A free country
By Stephen Robinson
There was a certain amount of scepticism last year when the Government launched one of its beloved consultation periods for "stakeholders" to express their views on "entitlement cards", the Home Office's preferred euphemism for ID cards. There was no surprise, then, when the consultation turned into a cod referendum, and the Home Office declared that the 2,000 people who had responded were split two to one in favour of the cards. This alleged response led to artfully spun reports of overwhelming public support for the ID scheme, which was variously presented as a fix-all solution to global terrorism and bogus asylum seekers.

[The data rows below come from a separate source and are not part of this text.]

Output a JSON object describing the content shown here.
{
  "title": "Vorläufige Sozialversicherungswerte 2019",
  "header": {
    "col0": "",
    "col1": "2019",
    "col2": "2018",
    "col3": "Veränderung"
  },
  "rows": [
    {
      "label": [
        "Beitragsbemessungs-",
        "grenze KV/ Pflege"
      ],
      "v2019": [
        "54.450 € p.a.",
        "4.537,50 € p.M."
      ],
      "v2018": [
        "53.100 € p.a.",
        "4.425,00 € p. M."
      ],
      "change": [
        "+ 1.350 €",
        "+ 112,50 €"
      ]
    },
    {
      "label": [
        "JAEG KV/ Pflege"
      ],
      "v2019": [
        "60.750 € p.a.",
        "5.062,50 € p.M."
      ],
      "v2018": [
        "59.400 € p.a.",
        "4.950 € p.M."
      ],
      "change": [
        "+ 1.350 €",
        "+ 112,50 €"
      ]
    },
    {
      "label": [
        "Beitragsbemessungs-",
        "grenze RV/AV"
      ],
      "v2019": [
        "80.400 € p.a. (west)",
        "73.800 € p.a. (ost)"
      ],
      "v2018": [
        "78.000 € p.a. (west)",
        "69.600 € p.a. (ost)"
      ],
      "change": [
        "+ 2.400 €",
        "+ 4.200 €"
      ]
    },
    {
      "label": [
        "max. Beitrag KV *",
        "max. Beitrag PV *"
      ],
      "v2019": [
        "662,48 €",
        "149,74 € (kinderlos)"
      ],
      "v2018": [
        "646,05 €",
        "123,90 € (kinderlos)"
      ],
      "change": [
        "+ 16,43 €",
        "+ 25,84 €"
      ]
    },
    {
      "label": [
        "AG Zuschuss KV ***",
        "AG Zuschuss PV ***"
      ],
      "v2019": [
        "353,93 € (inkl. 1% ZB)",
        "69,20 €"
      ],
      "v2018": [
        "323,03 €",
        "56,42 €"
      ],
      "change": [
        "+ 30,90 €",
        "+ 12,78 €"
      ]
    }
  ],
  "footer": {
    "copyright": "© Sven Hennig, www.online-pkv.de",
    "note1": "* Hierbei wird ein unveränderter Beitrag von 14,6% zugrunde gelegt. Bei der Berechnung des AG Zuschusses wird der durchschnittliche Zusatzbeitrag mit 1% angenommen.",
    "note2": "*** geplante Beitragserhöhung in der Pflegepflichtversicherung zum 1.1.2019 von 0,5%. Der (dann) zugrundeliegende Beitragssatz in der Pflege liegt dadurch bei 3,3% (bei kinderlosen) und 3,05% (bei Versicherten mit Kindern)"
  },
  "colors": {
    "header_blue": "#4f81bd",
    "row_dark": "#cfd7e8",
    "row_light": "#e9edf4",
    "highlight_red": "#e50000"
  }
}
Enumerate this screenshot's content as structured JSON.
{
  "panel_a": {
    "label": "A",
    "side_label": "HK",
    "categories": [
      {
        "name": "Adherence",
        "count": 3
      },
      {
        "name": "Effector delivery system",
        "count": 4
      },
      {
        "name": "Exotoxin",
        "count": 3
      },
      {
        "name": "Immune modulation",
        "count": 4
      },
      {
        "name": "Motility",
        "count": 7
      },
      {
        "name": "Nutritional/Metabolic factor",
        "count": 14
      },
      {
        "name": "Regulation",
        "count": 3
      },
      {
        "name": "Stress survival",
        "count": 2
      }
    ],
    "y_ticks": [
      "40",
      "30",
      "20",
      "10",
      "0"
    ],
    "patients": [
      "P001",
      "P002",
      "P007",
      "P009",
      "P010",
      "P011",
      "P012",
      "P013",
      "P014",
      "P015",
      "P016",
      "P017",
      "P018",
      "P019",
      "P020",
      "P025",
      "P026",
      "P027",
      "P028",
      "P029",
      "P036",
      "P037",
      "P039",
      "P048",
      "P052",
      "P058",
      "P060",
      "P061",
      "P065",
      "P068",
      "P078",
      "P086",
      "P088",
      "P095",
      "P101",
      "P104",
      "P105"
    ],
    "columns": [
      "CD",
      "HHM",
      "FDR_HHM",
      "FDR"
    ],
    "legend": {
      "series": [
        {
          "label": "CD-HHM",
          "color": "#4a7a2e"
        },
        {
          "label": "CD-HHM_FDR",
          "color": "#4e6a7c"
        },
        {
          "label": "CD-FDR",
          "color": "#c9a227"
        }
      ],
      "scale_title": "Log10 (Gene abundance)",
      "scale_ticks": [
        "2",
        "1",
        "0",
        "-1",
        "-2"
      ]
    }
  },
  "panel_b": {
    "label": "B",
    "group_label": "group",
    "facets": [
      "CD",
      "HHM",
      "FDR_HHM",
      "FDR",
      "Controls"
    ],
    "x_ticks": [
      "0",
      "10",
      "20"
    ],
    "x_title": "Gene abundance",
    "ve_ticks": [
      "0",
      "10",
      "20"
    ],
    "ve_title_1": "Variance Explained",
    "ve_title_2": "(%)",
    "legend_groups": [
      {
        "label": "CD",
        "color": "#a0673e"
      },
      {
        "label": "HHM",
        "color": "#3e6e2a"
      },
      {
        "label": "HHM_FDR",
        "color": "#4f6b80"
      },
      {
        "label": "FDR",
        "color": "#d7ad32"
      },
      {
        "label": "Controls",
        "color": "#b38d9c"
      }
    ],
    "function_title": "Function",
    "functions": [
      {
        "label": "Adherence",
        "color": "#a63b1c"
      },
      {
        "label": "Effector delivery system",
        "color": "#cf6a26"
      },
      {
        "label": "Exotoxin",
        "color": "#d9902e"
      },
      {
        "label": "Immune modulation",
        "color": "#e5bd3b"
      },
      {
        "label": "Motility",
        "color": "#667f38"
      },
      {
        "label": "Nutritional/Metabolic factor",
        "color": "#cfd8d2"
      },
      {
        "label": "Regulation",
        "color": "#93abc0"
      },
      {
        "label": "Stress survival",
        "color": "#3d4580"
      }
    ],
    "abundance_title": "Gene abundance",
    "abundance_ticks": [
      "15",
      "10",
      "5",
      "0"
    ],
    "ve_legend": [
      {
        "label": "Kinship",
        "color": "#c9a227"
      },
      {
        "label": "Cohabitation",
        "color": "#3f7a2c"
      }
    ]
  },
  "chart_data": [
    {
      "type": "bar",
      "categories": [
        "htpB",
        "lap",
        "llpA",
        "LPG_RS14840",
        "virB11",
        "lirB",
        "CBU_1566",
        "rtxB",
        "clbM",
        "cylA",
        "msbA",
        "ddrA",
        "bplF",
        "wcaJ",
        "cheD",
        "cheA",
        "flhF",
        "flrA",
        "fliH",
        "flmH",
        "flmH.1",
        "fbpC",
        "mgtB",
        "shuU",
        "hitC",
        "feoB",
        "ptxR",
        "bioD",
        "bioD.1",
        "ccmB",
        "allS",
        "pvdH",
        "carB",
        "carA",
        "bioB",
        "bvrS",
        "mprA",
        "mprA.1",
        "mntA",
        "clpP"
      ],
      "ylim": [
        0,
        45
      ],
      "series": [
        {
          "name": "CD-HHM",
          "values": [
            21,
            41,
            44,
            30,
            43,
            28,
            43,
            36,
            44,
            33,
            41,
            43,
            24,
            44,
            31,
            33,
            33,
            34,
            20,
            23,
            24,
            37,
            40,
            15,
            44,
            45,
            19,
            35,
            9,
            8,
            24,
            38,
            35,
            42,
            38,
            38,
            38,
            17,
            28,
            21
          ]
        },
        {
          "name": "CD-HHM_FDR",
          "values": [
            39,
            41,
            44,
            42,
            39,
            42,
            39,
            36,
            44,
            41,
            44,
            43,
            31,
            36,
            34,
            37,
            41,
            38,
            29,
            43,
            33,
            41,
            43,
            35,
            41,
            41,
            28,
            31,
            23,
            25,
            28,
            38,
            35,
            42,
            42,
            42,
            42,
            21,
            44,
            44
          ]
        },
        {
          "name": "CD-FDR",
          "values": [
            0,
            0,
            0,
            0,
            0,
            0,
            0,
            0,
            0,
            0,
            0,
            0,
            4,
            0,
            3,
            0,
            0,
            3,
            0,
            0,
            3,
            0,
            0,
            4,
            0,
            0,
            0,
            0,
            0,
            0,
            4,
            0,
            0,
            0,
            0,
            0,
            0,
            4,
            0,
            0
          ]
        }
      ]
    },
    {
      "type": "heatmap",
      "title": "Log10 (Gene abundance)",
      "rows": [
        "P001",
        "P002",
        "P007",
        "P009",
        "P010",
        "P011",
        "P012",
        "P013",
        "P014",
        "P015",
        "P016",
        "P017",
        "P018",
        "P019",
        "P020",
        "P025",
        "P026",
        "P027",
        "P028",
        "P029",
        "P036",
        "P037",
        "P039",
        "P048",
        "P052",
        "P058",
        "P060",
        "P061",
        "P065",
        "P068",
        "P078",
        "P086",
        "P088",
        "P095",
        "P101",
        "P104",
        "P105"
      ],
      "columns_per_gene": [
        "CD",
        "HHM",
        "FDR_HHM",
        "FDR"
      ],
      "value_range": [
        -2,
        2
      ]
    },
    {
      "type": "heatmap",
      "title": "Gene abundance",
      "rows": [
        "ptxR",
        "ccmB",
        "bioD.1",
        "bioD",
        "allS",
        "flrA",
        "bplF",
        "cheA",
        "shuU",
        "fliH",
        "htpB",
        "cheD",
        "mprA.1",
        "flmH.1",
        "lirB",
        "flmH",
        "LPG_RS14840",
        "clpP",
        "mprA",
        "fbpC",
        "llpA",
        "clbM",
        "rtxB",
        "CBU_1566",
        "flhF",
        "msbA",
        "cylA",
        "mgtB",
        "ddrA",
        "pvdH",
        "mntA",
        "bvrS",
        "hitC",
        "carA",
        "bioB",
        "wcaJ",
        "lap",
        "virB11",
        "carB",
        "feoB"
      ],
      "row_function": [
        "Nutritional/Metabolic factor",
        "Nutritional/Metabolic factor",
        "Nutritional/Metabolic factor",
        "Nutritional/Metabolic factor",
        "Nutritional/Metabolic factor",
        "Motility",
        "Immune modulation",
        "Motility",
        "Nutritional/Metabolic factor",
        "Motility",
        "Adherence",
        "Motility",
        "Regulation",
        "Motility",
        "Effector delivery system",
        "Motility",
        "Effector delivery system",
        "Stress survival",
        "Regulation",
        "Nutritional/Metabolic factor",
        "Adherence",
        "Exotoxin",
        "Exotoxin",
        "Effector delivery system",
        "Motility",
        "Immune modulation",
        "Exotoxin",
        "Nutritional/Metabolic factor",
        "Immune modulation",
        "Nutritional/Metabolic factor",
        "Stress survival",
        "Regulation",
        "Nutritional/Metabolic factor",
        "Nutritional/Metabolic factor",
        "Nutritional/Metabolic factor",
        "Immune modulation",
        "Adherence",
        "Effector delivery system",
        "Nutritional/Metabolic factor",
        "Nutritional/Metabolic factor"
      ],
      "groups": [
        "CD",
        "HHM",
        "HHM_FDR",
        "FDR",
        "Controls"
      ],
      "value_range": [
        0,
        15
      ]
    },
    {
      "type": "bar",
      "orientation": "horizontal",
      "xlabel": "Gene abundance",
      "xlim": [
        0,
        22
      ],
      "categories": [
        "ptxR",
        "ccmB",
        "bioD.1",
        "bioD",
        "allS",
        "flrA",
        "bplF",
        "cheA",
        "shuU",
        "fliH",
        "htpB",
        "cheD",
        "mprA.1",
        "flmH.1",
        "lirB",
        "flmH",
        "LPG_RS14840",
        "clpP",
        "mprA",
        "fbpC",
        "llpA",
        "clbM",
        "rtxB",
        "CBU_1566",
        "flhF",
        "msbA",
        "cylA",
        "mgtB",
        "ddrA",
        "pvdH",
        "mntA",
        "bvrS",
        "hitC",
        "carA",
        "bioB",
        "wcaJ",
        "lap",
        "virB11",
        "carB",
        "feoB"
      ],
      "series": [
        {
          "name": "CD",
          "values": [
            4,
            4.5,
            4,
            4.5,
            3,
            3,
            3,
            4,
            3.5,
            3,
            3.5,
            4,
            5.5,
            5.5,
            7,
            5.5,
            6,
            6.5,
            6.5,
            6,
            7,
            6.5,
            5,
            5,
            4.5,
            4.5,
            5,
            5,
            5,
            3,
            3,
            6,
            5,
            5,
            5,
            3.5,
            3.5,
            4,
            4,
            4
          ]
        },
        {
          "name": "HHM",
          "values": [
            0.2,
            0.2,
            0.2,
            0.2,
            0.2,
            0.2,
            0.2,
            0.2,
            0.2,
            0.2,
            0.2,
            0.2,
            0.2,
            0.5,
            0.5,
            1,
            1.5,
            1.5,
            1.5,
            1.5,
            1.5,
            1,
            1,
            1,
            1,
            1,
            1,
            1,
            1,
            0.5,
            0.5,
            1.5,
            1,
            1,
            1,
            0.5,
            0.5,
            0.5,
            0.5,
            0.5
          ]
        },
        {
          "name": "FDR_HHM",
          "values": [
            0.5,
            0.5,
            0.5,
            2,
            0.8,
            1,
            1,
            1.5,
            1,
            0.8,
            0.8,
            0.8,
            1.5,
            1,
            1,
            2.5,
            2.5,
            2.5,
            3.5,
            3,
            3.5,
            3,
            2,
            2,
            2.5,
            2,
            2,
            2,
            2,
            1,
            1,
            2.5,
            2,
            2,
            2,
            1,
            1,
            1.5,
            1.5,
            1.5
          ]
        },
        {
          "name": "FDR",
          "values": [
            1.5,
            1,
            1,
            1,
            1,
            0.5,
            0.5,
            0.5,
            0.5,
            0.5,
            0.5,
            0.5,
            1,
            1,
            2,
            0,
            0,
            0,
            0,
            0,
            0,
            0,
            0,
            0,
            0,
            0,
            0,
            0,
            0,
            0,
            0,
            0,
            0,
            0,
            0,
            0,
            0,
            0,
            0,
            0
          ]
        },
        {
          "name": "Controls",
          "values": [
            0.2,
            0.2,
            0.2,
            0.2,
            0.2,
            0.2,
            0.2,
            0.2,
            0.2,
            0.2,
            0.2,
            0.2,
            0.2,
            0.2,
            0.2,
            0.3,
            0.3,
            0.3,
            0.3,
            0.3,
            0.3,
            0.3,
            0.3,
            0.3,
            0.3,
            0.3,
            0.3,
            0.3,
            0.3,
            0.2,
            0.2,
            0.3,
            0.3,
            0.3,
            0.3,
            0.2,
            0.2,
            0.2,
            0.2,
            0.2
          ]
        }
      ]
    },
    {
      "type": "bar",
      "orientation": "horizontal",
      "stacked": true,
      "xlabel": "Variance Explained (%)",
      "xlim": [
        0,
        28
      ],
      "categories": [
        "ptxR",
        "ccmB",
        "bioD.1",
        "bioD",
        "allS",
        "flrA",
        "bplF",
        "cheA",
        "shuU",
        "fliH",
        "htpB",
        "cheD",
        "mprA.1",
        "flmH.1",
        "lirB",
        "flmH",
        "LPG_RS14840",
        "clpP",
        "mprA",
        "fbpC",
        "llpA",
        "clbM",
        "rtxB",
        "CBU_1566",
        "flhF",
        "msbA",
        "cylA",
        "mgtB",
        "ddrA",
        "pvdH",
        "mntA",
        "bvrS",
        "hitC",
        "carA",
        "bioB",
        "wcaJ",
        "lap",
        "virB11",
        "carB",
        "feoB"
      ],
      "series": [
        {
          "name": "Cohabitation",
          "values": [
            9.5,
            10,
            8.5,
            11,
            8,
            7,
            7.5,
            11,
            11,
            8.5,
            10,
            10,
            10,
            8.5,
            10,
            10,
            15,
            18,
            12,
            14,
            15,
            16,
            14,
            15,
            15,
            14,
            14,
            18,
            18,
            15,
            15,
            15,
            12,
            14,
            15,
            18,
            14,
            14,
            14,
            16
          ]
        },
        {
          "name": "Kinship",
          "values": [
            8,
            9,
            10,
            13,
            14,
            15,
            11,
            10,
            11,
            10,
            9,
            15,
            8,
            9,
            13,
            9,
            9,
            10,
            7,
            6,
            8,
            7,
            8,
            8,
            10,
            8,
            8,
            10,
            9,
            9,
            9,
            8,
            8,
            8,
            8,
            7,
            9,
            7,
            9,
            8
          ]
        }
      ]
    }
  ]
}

But the Home Office had not counted on nine enterprising young people who work in the IT sector and who, in their spare time, run an unfunded website that encourages their peers to take part in such national debates. They posted a form on their site - www.stand.org.uk. This was not a petition, just a mechanism for readers to participate in the consultation procedure. They were gratified that more than 5,000 people used their service, of whom 4,856 were against the scheme.
The Home Office initially dismissed these responses, and stuck to the claim of overwhelming public support for ID cards. That all changed this week, when the Home Office Minister Beverley Hughes belatedly acknowledged in the Commons the existence of Stand's response. Thus, the overwhelming public support has vanished, and, by the only measure that has been taken, ID cards can be deemed unpopular.
Yet still the Home Office dithers, refusing to say what it intends to do. It seems driven by its authoritarian instincts to press ahead with the ID scheme while lacking the political courage to say so.